Shep was what admiring Fort Benton residents and railroad people called the dog that met every train that arrived in Fort Benton for the next six years, waiting for its master to return.
While Shep would accept food and greetings, the dog refused all invitations for a new home, preferring to sleep, summer and winter, near the depot from which its master might emerge.
On a wintry day early in 1942, an aging Shep slipped on an icy track and was killed by one of the trains he was meeting.
A story worth telling
Fort Benton residents who took comfort in Shep's loyalty and vigilance buried the dog near the railroad tracks and erected a modest wood slab marker at the spot.
Though out of sight, the grave and the story never left the thoughts of Fort Benton's people.
John and Sue Lepley, local historians with the skills to raise civic-pride money from the town's 1,660 residents, kept the Shep story simmering. In 1992, the 50th anniversary of Shep's death, the Lepleys helped organize Bricks & Bronze, a group whose goal was to raise $100,000 for a Shep statue.
Bob Scriver, Montana's best-known sculptor, shaped the statue, his second Fort Benton commission. In 1976, to celebrate the nation's Bicentennial, Fort Benton had raised $500,000 for a memorial to the Lewis & Clark expedition. It stands a short walk along the grassed levee, just beyond the preserved river boat that once carried furs and other commerce between Fort Benton and St. Louis.
Lots more to remember
Markers along the four-block levee walk supply other nuggets of Fort Benton history - a who's-who of 17th and 18th century Fort Benton traders and the locations of the best saloons and brothels.
One marker points to a section of Front Street that was called the "bloodiest block in the West, where gunslingers left the road red."
Just past the Lewis & Clark Memorial is the Museum of the Upper Missouri and the office of the U.S. Bureau of Land Management, which monitors the "wild and scenic" Upper Missouri and the Lewis & Clark National Historic Trail.
Adjacient to the museum in a wooded park are remnants of a rebuilt Fort Benton, once a refuge during the Indian wars. One item is the rifle carried by Chief Joseph, the Nez Perce Indian leader who in 1877, weary from fighting superior Army forces, finally declared, "I will fight no more forever."
The Big Bull
There's still more to this small Montana city. The Big Bull, also called Hornaday's Bull, is here. In 1886, William T. Hornaday, perhaps America's first taxidermist, killed a bull and five lesser buffalos so he could "preserve" a species that once roamed the Great Plains by the hundreds of thousands and fed and clothed the Plains Indians.
Hornaday took the six to Washington, D.C., in 1877 and they were put on exhibit at the Smithsonian Institution. The Big Bull was the model for the Buffalo nickel, a postage stamp and currency.

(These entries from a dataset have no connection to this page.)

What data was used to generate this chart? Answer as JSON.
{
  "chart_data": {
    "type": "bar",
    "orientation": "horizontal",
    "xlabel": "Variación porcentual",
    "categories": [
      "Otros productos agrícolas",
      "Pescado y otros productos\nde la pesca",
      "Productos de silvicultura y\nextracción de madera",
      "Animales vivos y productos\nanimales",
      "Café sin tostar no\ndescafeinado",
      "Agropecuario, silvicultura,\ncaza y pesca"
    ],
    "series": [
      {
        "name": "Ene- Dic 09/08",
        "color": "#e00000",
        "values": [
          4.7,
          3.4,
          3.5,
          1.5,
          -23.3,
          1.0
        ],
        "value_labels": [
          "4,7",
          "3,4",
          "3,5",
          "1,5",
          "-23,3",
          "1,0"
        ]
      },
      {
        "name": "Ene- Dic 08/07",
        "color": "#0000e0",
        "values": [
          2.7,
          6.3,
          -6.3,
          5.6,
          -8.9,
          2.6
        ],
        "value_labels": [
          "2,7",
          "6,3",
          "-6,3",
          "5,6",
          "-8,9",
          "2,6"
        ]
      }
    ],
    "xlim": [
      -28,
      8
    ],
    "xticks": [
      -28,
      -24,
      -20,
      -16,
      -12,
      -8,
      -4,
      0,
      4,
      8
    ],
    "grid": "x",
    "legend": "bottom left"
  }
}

The six preserved bison stood together in the Smithsonian for 70 years before being sent "home" to the University of Montana at Missoula.
In 1970, the people of Fort Benton raised $400,000 to have the stuffed bison restored. The Big Bull, a cow and a calf are together again in Fort Benton's Museum of the Upper Missouri. The three others are in the Museum of the Great Plains on the Chouteau County fairgrounds here.
Bob Buyer is a reporter with the Buffalo (N.Y.) News.